Best You Tube video I have seen in a long time! You don't need to be apologetic, you did a perfectly fine job of telling us ignoramuses all about it.

Thanks for the explantions, and the images.

i genuinely predicted mica being 1 after reading the title, nice video

I've run AFM on mica sheets before when we were trying to put nanotubes on them to measure individually! super cool how flat it is.

I'm happy I've found this channel. Super interesting stuff, man.

I stumbled upon this video randomly, but I learned a lot from it. Thank you.

This is the nicest comment section I've ever seen. Maybe tied with Mr. Ballen. He has some incredibly nice comment sections as well. Just nerds nerding out. No room for hate or stupidity. Very cool.

Some time ago I was in Norway visiting a rebuilt historic house and it had windows made of mica. I still have a block of mica from that trip, fascinating material

Something interesting to look at would be a mechanical seal since their flatness is measured in helium light bands, probably not as smooth as some of the other surfaces but they are pretty darn

8:03 smoothness of a Twitter user’s brain

Very cool video. Thanks for making it!

If you take a reasonable sized sheet of float glass, and hunt around the surface, you'll usually find significant areas that are exceedingly flat and smooth. I've seen labs doing this kind of scanning to find flats for their own use. A downside for some applications is you can't easily cut the large sheet down to the area in which you found the nice flat, without stresses distorting it.

this is quality science! as much quality as mica surface! subscribed!!! thank you, this is such good stimuli for my science brain...

I worked for a quartz crystal manufacturing company 1974 to 1980. The crystals were used for frequency control in the electronics field. We regularly polished 3/8 " diameter quartz blanks to less than 3 angstroms flat. We did not have an electron microscope. If we had imperfections the product failed.

Great video, thanks! Amazing that the microscope slide turned out so flat. I have scavenged good mica from old heating element for some experiments in the past. Irons and toasters may be good finds.

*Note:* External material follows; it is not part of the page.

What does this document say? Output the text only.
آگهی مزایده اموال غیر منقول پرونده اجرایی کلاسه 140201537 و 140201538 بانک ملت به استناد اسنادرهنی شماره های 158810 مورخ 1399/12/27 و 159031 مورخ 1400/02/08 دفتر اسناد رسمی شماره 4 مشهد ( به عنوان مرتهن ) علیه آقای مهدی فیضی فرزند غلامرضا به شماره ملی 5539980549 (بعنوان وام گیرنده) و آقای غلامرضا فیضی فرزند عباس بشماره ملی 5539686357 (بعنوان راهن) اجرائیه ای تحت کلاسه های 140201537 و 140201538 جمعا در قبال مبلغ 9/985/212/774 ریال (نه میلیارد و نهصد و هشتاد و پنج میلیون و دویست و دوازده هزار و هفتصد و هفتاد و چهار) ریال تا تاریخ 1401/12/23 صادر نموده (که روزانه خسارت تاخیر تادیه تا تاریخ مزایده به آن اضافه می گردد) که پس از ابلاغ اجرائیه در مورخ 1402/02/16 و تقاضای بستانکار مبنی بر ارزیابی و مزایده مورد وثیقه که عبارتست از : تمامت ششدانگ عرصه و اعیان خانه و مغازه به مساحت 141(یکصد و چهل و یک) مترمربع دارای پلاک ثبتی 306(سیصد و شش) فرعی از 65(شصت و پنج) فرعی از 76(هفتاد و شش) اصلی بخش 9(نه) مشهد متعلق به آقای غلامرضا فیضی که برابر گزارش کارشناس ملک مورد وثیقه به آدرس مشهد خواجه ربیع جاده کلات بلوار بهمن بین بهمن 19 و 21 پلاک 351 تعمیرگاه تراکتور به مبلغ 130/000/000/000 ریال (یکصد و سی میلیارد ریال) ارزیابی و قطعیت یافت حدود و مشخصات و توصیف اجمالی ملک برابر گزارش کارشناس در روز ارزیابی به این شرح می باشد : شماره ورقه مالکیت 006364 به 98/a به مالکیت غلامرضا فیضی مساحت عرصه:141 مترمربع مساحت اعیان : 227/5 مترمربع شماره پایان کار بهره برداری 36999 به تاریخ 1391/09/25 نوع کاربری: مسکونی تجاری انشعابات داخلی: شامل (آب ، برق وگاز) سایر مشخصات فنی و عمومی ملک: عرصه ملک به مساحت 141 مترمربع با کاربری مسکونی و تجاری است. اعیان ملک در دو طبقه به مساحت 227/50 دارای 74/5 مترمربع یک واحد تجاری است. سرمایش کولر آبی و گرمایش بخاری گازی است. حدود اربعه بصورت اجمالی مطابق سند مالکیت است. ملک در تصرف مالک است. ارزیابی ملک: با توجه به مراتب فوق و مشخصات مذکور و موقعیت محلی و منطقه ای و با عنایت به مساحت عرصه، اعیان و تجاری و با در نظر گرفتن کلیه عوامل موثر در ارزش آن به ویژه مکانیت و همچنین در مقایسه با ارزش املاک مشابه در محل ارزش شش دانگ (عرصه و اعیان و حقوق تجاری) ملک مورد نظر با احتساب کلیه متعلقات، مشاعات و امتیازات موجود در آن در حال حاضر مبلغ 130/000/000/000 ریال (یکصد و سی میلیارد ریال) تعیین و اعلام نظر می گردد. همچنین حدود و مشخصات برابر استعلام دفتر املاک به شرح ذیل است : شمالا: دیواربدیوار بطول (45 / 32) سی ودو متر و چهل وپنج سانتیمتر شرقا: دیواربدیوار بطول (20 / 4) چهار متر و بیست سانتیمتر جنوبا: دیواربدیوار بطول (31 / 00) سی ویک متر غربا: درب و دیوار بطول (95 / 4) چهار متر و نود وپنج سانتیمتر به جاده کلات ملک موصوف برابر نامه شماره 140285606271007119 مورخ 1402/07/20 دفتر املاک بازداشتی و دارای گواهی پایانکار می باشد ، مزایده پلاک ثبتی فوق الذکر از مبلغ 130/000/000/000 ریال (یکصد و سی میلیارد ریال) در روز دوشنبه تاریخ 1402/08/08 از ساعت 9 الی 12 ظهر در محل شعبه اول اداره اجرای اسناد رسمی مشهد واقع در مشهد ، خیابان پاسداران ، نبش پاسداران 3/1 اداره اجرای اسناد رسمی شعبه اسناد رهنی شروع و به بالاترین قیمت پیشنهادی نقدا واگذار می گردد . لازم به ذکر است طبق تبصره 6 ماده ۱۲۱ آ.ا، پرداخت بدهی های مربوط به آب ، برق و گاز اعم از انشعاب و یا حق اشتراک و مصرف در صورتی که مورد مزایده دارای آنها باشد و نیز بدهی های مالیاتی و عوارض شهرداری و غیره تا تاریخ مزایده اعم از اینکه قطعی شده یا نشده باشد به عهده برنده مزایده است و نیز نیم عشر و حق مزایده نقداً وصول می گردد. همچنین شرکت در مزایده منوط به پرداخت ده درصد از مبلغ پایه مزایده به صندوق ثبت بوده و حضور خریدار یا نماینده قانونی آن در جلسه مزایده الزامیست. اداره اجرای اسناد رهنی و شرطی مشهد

I work in metrology, specifically with CMM's and not with optical measurement. Those spikes on the glass slide look a lot like dust particles on a scan done with touch probes. You'd be surprised how small dust can get, I typically use compressed air to get rid of that

The flattest surfaces cost many, many thousands of dollars, require freaking PhD level techs to set up, calibrate, test, and validate, and the tools they use to do it have Star Trek sounding names. I find it fascinating. I actually stumbled upon the craft when trying to find physical evidence that would show flat earthers how impossible a flat earth would be. Ever since then I’ve wanted an aaaa rated surface plate and all the tools.

Depending on the size of mica you need, there are large sheets sold for wood stoves, and they were used for many years, as they didn't have high temperature glass when mica was used.

I have been looking at quantum dots recently. This puts some more perspective to it. Thanks.

Great video, would have like to see a ceramic gage block, or at least inspection grade. They are ground, and lapped. Inspection grade blocks usually cost twice as much do to a better lapping process.

Cool! Surprising about the mica.

Another way to think about smooth vs flat is like this: I can take a solid wooden bench whose flat from one end to the other, but somewhere in the middle take a razorblade and scratch it. The whole table is still flat from end to end, but the surface is rough because of the scratches from the razor.